Sebagai akademisi dan aktivis sosial, Dr. Umar menyampaikan pandangan yang tajam terhadap kondisi penegakan hukum di Indonesia. Ia menilai bahwa korupsi yang terjadi sudah berada pada taraf yang mengkhawatirkan dan memerlukan pendekatan hukum yang tidak biasa.
“Korupsi yang gila-gilaan membutuhkan penegak hukum yang juga gila. Kalau tidak, maka pemberantasan korupsi akan jalan di tempat. Kita tidak bisa hanya mengandalkan pendekatan normatif. Perspektif hukum progresif harus diterapkan agar penegakan hukum mampu menjawab tantangan zaman,” paparnya.
Ia mendorong agar dunia akademik tidak hanya menjadi ruang teori, tetapi juga terlibat langsung dalam advokasi, edukasi, dan gerakan sosial yang nyata.
Dalam sesi terakhir, Samsul Arifin menyoroti pentingnya penguatan etika profesi hukum. Ia menyampaikan bahwa banyak pelanggaran etik dalam profesi hukum justru terjadi akibat minimnya penanaman nilai integritas sejak di bangku kuliah.
“Etika profesi bukan hanya diajarkan, tetapi juga diteladankan. Mahasiswa hukum harus mulai dibiasakan untuk bersikap jujur, objektif, dan kritis sejak dini. Kalau pendidikan hukum hanya sibuk mencetak penghafal pasal, maka jangan heran jika nanti banyak sarjana hukum justru terlibat dalam kasus hukum,” katanya.

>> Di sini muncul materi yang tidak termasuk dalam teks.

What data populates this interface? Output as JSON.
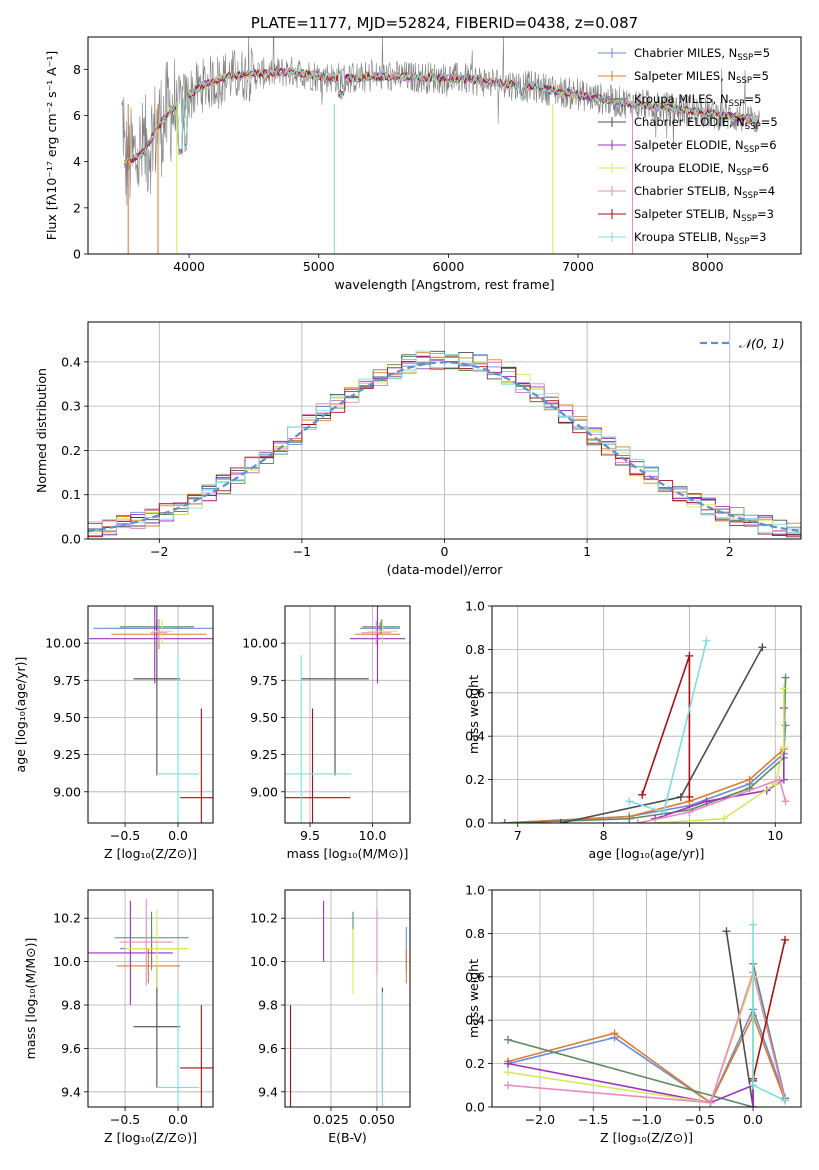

Kuliah umum ini diharapkan menjadi momentum bagi Fakultas Hukum UM Surabaya untuk terus menguatkan komitmen dalam membentuk budaya akademik yang bersih dan berintegritas. Peringatan milad kali ini bukan sekadar seremonial, tetapi menjadi refleksi dan langkah awal menuju transformasi pendidikan hukum yang lebih kontekstual dan berdampak langsung pada pemberantasan korupsi di Indonesia.